Vermeer’s The Lacemaker

Vermeer's The Lacemaker
Because of his astonishing skill and the unfortunately small number of his known works, the enigmatic Dutch painter Johannes Vermeer probably has one of the highest masterpiece/oeuvre ratios in the history of art.

Among Vermeer’s (and the art world’s) most notable masterpieces is a small jewel of a painting called The Lacemaker.

It has on occasion been called the second most important painting in the collection of the Louvre, after Leonardo’s portrait of a noblewoman who may or may not be smiling.

The painting has fascinated other artists; Van Gogh wrote of the beauty of its colors in a letter to Émile Bernard, and Renoir considered it the most beautiful painting in the world.

Even among Vermeer’s often small works, The Lacemaker is a small painting, 9 5/8 x 8 1/4 in (24.5 x 21 cm), and both its size and subject invite intimacy. As we observe the young woman, who is absorbed in her craft, we get to observe Vermeer working at his; the weave of the canvas is visible through his thin layers of paint; the delicate application with which he has modeled her hands and face and the extraordinarily deft suggestion of her materials fall together in a harmonious, seemingly perfect composition.

The woman’s hands, in particular, are exquisitely painted, simultaneously naturalistic and surprisingly abstracted, the planes of the fingers almost geometric shapes. The entire painting, in fact, is remarkable for its open, spare composition and intense focus.

Vermeer deliberately played with focus here, sharply defining the hands and the workpad (as sharp as Vermeer ever allows his soft edges to get) while reducing focus on the surrounding objects, even in the foreground.

And for those who point to Vermeer’s (and other artists’) use of the camera obscura as though it were a crutch that somehow diminished his artistry, I offer my challenge that no modern artist, armed with not only a camera obscura, but all manner of photography, projectors and computer assistance, is going to match the artistry of Vermeer in similar paintings.

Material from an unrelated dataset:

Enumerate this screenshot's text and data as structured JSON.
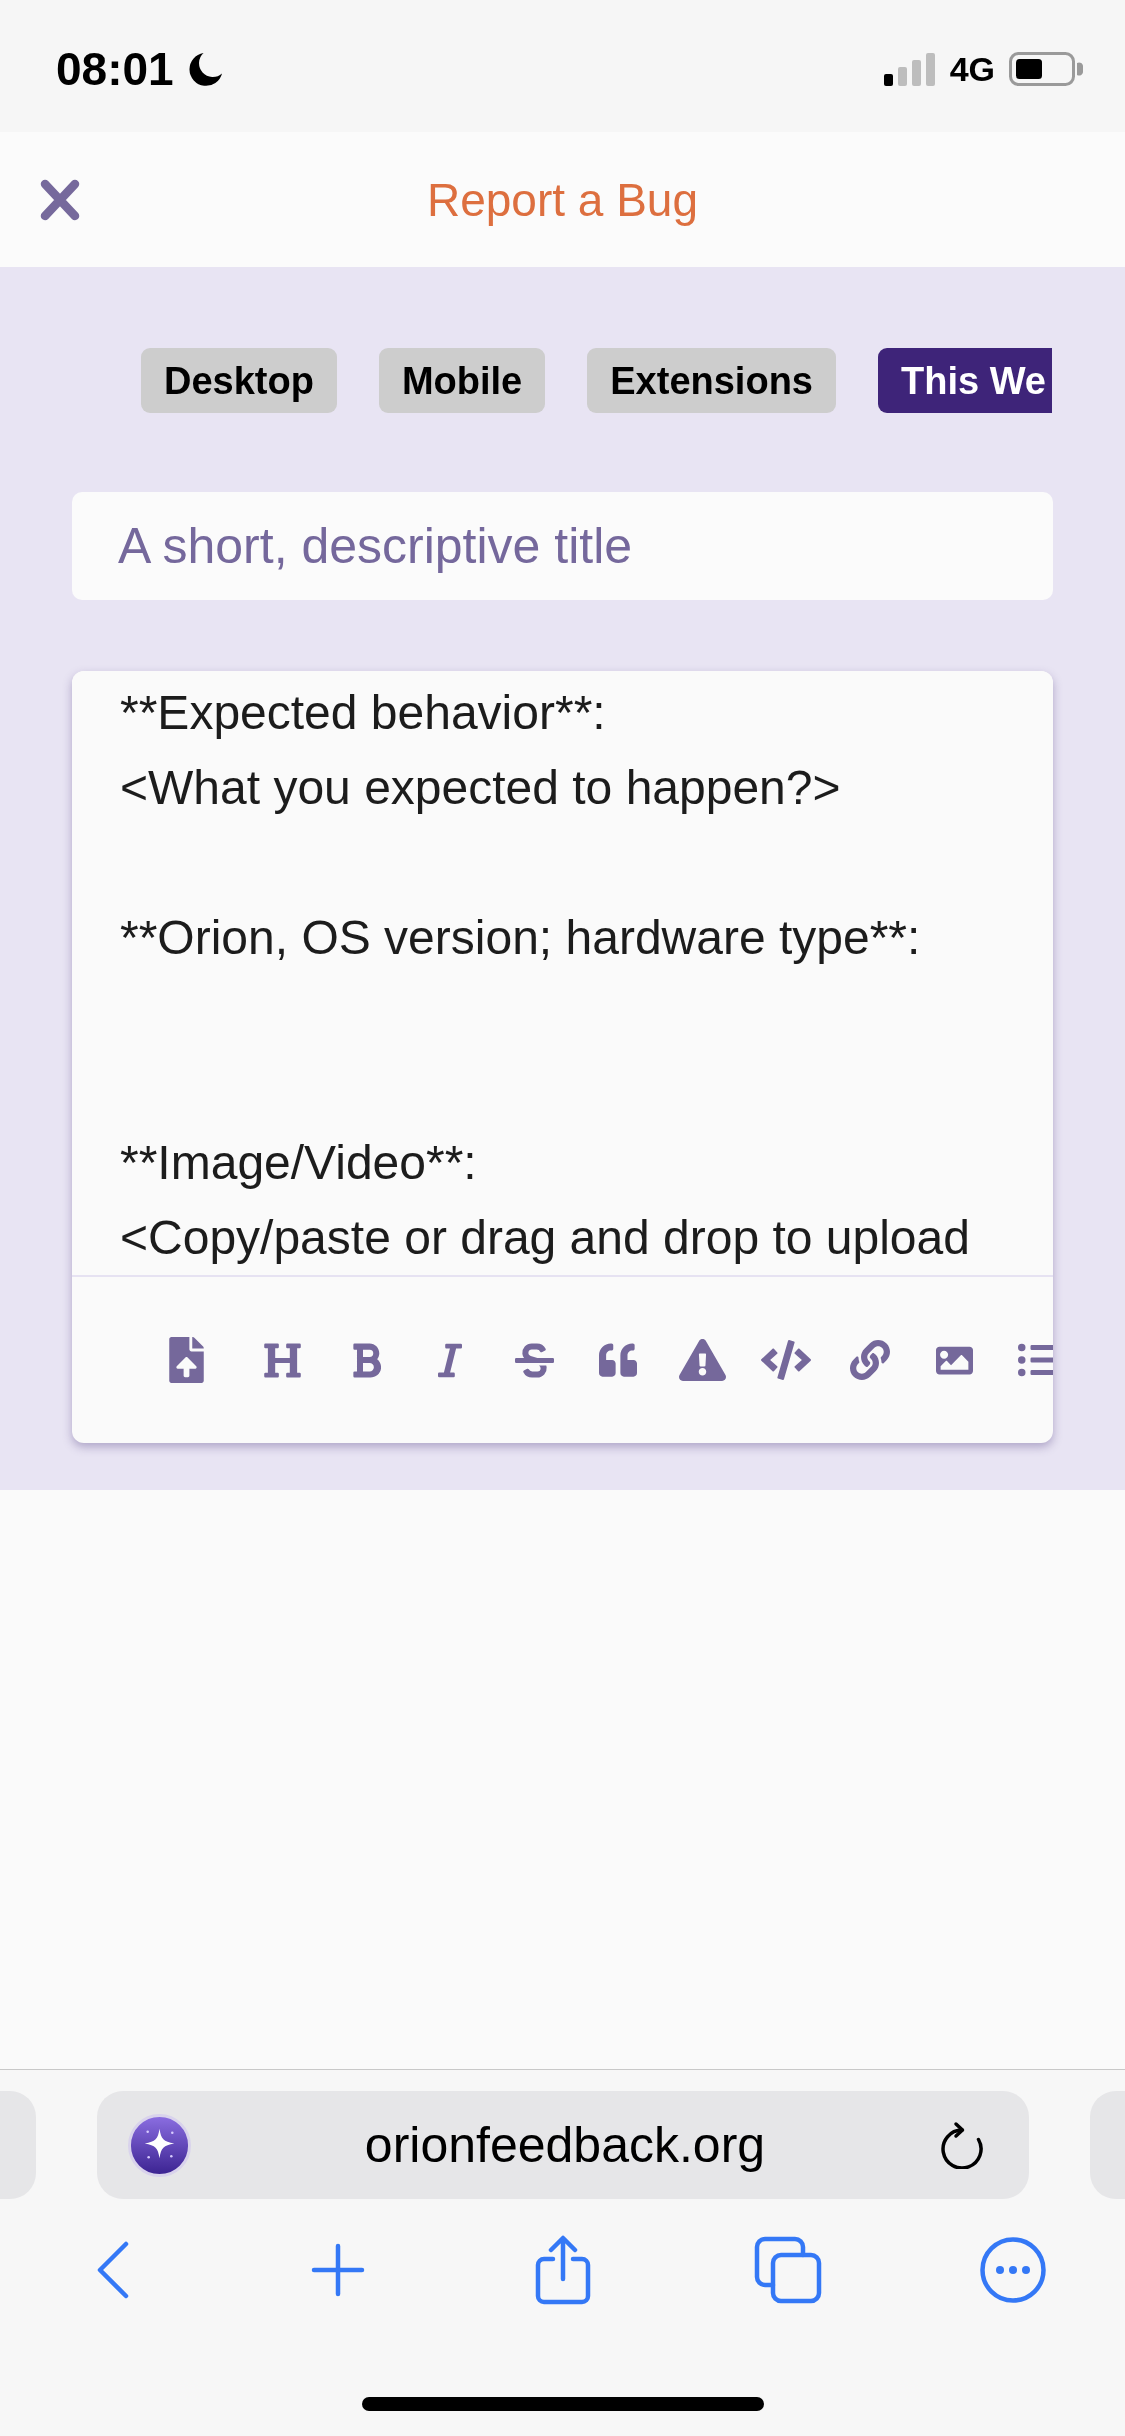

As a case in point, one of the artists particularly fascinated with this painting was Salvador Dalí, whose father had a copy of The Lacemaker in his study as he was growing up.

In addition to doing his Dalífied Paranoiac-Critical Study of Vermeer’s Lacemaker, in which the image explodes into a shower of rhinoceros horns, in 1955 Dali acquired permission to take his paints into the Louvre and paint a direct copy from the original (which used to be a much more common practice among artists in centuries past).

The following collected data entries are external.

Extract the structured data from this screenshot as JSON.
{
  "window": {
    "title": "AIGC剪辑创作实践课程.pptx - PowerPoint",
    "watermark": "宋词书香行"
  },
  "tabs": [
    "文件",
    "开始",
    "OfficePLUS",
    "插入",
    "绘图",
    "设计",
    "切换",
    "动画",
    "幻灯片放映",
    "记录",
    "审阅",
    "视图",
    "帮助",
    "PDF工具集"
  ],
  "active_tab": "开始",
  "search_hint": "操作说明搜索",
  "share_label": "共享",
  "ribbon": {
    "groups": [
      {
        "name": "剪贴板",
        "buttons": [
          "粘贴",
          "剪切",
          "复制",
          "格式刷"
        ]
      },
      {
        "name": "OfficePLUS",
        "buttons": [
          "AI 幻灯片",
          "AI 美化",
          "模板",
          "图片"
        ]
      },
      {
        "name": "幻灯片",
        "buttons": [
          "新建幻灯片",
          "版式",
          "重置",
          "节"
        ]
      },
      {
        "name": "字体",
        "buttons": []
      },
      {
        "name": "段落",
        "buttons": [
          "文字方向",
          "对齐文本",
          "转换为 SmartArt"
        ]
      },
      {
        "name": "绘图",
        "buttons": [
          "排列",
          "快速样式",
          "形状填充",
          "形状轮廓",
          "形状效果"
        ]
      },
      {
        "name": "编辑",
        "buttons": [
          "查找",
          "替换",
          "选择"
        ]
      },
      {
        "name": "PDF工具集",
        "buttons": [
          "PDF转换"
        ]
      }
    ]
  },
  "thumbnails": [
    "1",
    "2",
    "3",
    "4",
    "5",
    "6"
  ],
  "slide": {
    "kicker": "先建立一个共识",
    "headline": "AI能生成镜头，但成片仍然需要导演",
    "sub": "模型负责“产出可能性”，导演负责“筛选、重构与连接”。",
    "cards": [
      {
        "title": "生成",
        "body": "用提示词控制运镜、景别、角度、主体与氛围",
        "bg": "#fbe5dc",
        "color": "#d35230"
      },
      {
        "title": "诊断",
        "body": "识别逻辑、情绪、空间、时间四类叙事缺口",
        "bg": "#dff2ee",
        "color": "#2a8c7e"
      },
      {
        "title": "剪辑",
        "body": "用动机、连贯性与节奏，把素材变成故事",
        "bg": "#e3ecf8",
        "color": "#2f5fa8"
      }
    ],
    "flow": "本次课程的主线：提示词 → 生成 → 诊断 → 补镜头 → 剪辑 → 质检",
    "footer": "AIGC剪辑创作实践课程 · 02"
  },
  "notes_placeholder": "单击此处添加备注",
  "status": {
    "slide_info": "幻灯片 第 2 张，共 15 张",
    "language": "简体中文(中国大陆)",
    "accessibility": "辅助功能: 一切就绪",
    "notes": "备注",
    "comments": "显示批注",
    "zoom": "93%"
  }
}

Whatever you may think of Dalís art, few who have seen his work in person can deny that he was one of the most accomplished painters of the 20th century, with a keen eye and firm grasp of old master techniques. Yet Dalí, with all his skill, produces a copy that, while a nice little painting and well painted (I’ve had the pleasure of seeing the original), still falls well short of Vermeer’s mastery, and seems forced in comparison (image below, larger version here).

Vermeer's The Lacemaker, Dali's The Lacemaker

As for the original, there is a feature on the Louvre’s new website that allows you to zoom way in on a selection of highlights from the collection, one of which is The Lacemaker. Unfortunately, it requires Microsoft’s Silverlight plug-in, which is not as widely installed as Flash. Those who have, or install, the plug-in can scroll to the right to find the painting, and zoom way in, a view that is particularly effective in fullscreen mode.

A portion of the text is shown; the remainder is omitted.